Software Engineer, Site Reliability Engineering
Mountain View, California
Site Reliability Engineering (SRE) is a discipline that combines software and systems engineering to build and run large-scale, massively distributed, fault-tolerant systems. SRE ensures that Chronicle's services—both our internally critical and our externally-visible systems—have reliability and uptime appropriate to users' needs and a fast rate of improvement while keeping an ever-watchful eye on capacity and performance.
SRE is also a mindset and a set of engineering approaches to running better production systems—we build our own creative engineering solutions to operations problems. Much of our software development focuses on optimizing existing systems, building infrastructure and eliminating work through automation. As SREs are responsible for the big picture of how our systems relate to each other, we use a breadth of tools and approaches to solve a broad spectrum of problems. Practices such as limiting time spent on operational work, blameless postmortems and proactive identification of potential outages factor into iterative improvement that is key to both product quality and interesting and dynamic day-to-day work.
Born from X, Alphabet's moonshot factory, Chronicle is advancing cybersecurity for enterprises of all sizes. We are dedicated to helping companies find and stop cyber attacks before they cause harm. We work with the entire security industry to give good the advantage in the fight against cybercrime. Joining experts in large-scale cloud computing, big data, machine learning, and cybersecurity, you'll help build out the next generation of security intelligence solutions.
- Design, write and deliver software to measure, monitor and improve the availability, latency and efficiency of planet-scale distributed services.
- Analyze and participate in periodic on-call duties to prevent, solve and automate the response to problems in mission critical services and automated deployments.

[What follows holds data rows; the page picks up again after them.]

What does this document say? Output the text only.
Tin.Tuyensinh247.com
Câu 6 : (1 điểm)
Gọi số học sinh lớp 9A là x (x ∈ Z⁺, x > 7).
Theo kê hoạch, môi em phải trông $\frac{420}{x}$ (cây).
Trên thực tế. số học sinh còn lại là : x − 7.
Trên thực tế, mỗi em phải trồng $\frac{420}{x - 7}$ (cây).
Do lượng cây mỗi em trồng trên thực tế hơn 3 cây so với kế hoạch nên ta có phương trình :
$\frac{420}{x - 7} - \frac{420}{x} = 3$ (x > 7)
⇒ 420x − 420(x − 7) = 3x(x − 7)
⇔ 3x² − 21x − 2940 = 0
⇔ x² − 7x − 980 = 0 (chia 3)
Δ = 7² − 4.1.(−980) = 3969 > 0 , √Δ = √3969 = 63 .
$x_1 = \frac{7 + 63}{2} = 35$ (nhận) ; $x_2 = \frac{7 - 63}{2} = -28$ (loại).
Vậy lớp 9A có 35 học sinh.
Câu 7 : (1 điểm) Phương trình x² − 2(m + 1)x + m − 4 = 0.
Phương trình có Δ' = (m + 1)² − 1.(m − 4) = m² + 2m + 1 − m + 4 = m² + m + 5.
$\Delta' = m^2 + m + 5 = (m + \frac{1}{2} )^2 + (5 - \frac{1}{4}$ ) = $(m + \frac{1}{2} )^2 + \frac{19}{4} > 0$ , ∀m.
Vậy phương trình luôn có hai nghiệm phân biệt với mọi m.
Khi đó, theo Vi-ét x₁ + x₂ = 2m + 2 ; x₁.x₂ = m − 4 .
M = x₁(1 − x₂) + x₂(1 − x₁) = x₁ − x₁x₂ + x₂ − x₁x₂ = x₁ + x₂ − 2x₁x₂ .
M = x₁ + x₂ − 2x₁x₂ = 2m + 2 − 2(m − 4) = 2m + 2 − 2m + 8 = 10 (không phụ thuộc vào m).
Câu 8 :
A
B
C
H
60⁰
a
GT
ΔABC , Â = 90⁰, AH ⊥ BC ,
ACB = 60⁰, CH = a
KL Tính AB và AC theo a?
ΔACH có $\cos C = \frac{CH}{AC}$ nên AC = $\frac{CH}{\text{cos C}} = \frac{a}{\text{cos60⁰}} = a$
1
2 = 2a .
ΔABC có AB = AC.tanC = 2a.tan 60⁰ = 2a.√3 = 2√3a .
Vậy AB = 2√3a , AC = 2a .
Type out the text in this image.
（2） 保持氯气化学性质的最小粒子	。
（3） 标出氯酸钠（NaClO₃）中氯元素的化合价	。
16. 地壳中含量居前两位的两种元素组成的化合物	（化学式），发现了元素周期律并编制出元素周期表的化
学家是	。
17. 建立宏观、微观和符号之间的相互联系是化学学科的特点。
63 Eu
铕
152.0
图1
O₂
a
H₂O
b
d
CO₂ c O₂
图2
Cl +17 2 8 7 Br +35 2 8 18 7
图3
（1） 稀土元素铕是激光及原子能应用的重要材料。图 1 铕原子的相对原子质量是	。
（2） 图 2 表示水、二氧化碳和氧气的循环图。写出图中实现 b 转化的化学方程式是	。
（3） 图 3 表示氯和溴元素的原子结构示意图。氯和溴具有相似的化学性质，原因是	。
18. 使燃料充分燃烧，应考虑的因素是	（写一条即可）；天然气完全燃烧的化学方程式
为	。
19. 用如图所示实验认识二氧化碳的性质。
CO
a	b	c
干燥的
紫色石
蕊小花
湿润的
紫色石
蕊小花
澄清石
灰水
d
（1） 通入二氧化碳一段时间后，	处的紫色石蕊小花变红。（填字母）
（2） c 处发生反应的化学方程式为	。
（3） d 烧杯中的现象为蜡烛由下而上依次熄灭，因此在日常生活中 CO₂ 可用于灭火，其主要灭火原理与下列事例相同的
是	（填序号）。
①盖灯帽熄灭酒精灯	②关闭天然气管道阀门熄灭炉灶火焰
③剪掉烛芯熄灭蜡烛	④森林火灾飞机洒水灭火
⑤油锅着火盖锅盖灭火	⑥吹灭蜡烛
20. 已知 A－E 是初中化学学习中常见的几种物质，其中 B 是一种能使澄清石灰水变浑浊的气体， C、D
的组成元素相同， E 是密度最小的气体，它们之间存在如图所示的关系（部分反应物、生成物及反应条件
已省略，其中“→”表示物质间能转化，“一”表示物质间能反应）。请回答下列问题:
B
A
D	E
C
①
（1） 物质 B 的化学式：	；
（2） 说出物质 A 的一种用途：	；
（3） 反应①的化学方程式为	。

- Engage in service capacity-planning and demand-forecasting, software performance analysis and system tuning.
- Scale and evolve systems sustainably, by pushing for changes that improve reliability and velocity.
- Champion practices such as sustainable incident response and blameless postmortems.
- BA/BS degree in Computer Science or a related technical field, or equivalent practical experience with: algorithms, data structures, complexity analysis, software design.
- 4 years of coding experience in one or more of the following programming languages: Python, Go, Java, C++.
- Experience with software performance analysis and tuning.
- Experience with Unix/Linux operating systems, tools and shell scripting.
- Experience with SQL.
- Experience with one or more of the following: virtualization, containers, cloud storage and cloud computing.
- Expertise in designing, analyzing and troubleshooting large-scale distributed systems.
- Systematic problem-solving approach, coupled with effective communication skills and a sense of ownership and drive.
- Knowledge of networking protocols from ICMP and TCP/IP to HTTP, and load balancing.